Why, in the contemporary climate, of the consecutive fever-pitch and clusterfuck of the neo-liberal order, has the zombie at once become our definitive nightmare-form and betrayed its particularity? What undergirds this new vision of the undead who were never dead? And what will the next vision be, after the death throes of the infected? These are questions to be borne out further in thought and far further in the geopolitical and cultural consequences to come in the next few years. Yet the lines from Adorno with which we began give a crack through which to think.
The surplus of reality amounts to its collapse; by striking the subject dead, reality itself becomes deathly.

The point here, both frightening and expansive, bleak and bright, is to take fully onto ourselves this endgame of the "surplus of reality," of the symbolic, political, and economic overdetermination of all the things of the world under capitalism.

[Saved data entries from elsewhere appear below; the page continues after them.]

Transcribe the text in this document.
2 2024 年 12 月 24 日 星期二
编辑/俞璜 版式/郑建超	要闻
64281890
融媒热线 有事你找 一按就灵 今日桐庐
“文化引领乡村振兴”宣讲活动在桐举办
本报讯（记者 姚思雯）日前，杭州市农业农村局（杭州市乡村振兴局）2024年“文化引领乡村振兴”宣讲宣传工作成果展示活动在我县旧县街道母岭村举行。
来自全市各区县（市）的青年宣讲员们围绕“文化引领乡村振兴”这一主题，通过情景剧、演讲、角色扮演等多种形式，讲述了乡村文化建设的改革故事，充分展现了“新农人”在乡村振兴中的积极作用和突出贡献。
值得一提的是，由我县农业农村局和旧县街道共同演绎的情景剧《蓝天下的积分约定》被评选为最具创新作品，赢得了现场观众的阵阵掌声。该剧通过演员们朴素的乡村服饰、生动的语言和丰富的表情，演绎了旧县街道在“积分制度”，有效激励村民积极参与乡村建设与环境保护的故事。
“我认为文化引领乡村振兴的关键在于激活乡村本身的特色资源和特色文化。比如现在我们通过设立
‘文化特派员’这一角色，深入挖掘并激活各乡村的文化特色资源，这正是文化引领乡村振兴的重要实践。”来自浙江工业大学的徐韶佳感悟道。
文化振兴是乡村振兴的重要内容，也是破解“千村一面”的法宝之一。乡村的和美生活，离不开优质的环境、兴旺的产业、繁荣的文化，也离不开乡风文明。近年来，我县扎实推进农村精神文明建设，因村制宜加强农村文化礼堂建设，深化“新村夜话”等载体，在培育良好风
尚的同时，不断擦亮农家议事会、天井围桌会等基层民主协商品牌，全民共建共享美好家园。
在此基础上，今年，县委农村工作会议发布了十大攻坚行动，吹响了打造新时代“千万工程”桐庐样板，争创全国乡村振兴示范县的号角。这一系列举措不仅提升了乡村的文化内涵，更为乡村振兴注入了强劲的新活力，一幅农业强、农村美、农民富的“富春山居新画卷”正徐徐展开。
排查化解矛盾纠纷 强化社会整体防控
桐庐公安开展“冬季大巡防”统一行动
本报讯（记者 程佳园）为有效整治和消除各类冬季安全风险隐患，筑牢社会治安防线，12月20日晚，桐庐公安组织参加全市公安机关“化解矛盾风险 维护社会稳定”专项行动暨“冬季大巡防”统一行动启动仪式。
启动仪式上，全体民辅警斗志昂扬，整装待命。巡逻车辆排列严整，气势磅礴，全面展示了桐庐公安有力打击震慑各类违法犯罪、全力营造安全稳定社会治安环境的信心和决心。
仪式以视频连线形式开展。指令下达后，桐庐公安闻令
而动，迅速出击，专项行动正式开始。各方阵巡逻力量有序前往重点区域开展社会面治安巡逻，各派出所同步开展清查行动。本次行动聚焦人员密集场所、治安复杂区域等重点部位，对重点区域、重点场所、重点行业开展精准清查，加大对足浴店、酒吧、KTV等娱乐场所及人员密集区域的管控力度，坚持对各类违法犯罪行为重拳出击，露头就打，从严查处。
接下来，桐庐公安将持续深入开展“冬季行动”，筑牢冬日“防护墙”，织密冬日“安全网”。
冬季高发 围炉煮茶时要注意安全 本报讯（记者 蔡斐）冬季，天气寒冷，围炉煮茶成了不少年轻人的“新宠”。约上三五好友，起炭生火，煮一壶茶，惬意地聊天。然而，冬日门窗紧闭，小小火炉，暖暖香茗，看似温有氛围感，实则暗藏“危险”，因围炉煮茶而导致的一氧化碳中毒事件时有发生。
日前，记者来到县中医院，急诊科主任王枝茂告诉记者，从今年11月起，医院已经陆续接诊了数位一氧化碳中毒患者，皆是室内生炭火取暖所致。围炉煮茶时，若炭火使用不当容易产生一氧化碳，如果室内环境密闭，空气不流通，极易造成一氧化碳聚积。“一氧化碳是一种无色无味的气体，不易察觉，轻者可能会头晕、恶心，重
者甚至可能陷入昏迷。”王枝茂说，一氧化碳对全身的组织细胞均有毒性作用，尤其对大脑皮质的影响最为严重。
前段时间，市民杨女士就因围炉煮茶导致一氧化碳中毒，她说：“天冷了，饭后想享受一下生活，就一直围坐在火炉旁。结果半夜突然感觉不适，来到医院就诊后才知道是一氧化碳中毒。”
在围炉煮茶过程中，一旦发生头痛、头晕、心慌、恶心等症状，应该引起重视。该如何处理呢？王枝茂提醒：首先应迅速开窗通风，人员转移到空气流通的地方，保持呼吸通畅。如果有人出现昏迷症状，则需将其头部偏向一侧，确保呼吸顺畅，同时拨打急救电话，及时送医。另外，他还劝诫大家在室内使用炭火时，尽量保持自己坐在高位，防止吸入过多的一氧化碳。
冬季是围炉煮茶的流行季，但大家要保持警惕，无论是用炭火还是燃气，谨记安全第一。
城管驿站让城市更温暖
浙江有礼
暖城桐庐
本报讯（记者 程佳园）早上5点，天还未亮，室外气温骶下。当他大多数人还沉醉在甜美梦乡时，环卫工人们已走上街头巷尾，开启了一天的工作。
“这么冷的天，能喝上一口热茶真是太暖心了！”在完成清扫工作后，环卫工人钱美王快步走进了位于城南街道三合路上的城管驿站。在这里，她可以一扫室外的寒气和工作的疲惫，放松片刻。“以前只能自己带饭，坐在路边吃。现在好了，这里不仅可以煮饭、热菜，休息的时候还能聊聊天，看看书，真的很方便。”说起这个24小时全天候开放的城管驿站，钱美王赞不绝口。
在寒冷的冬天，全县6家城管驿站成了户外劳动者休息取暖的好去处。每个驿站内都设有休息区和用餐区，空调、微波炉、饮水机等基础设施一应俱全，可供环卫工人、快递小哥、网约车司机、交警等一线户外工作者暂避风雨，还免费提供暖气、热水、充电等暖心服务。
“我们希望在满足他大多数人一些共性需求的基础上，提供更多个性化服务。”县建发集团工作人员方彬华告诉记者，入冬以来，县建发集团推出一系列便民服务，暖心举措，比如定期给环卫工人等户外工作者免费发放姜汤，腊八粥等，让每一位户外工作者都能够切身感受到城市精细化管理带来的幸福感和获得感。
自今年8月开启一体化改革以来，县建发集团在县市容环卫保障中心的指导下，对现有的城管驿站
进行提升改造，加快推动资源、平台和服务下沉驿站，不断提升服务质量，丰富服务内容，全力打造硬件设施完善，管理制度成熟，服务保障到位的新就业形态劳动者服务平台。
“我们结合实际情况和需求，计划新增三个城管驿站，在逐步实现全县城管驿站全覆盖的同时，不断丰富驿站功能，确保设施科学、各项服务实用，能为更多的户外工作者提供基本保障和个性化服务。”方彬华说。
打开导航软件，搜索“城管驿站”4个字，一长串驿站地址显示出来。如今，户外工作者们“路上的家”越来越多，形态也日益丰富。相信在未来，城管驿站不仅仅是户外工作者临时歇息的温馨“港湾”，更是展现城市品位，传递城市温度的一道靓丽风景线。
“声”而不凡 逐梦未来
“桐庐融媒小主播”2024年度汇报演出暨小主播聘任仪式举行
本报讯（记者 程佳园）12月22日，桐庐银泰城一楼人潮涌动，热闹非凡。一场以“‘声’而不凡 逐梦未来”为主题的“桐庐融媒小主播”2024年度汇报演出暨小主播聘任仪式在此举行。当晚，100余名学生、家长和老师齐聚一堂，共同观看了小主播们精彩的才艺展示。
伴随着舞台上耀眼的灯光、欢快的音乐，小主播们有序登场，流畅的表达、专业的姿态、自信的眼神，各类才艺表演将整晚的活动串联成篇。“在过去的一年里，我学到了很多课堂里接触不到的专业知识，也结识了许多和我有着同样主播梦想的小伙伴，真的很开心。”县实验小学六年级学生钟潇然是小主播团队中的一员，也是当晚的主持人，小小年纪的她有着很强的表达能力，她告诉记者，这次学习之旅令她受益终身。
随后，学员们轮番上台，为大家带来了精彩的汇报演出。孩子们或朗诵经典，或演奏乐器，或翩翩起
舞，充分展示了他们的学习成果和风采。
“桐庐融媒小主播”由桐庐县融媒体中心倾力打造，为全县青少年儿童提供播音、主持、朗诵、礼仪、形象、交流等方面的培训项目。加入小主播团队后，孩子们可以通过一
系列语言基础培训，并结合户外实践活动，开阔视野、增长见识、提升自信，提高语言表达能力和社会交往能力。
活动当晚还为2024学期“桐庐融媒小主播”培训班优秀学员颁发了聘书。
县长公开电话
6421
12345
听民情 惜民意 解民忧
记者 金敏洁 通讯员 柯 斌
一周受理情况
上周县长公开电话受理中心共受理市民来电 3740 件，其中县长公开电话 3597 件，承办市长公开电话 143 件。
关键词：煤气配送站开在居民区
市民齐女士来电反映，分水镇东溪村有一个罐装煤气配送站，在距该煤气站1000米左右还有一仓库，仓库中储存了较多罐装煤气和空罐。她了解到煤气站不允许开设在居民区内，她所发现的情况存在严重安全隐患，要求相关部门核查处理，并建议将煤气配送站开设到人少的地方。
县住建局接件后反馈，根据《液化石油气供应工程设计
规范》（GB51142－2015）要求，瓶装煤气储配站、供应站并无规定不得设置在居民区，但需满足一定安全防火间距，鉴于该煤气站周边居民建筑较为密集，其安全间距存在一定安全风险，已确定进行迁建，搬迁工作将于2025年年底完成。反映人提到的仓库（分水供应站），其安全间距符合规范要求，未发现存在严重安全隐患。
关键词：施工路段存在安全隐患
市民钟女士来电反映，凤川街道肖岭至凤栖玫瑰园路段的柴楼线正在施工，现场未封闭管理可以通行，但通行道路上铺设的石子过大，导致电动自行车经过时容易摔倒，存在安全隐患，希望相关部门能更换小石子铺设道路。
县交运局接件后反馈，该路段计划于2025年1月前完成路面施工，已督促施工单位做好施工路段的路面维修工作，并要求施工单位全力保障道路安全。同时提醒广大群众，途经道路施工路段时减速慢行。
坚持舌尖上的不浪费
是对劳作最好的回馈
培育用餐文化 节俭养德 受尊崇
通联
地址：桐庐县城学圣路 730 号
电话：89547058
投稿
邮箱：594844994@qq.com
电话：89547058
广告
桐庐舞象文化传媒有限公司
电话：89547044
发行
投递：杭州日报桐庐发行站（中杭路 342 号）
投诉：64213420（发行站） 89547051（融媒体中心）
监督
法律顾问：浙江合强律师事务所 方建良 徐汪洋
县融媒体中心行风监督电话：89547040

Out of this surplus, this overwhelming of the subject capable of speaking and intervening in the world that was, the dead things and soon-to-be-dead bodies of the world, now the basic truth of the system, find tongues. As in the infinite corpse-strewn wasteland that concludes Fulci's The Beyond (one of the few films with the courage to stick to its properly apocalyptic guns) and as in Debord's proposition that reality explodes in the heart of the world made unreal, the task might be, at least figuratively, to stop searching for the nostalgic beating heart that brings radical thought to a standstill, in its frozen image, and to start from the fundamental deadness of that world. This is neither conciliation nor reconciliation. It is an exposure of the already-was and no-longer.
For what if we bring the plague, not just of surplus-life bound to spin its decaying wheels in the corner, but to the deeper dead? A structural condition - and what is this if not a better way to speak through the dead and to make history say what it should - that goes back further, against the grain. The long dead rising, rustling in their coffins, awake and restless and buried too deep, but thinking again. Scattered bones in killing fields sweating and shuffling. The whole earth shudders.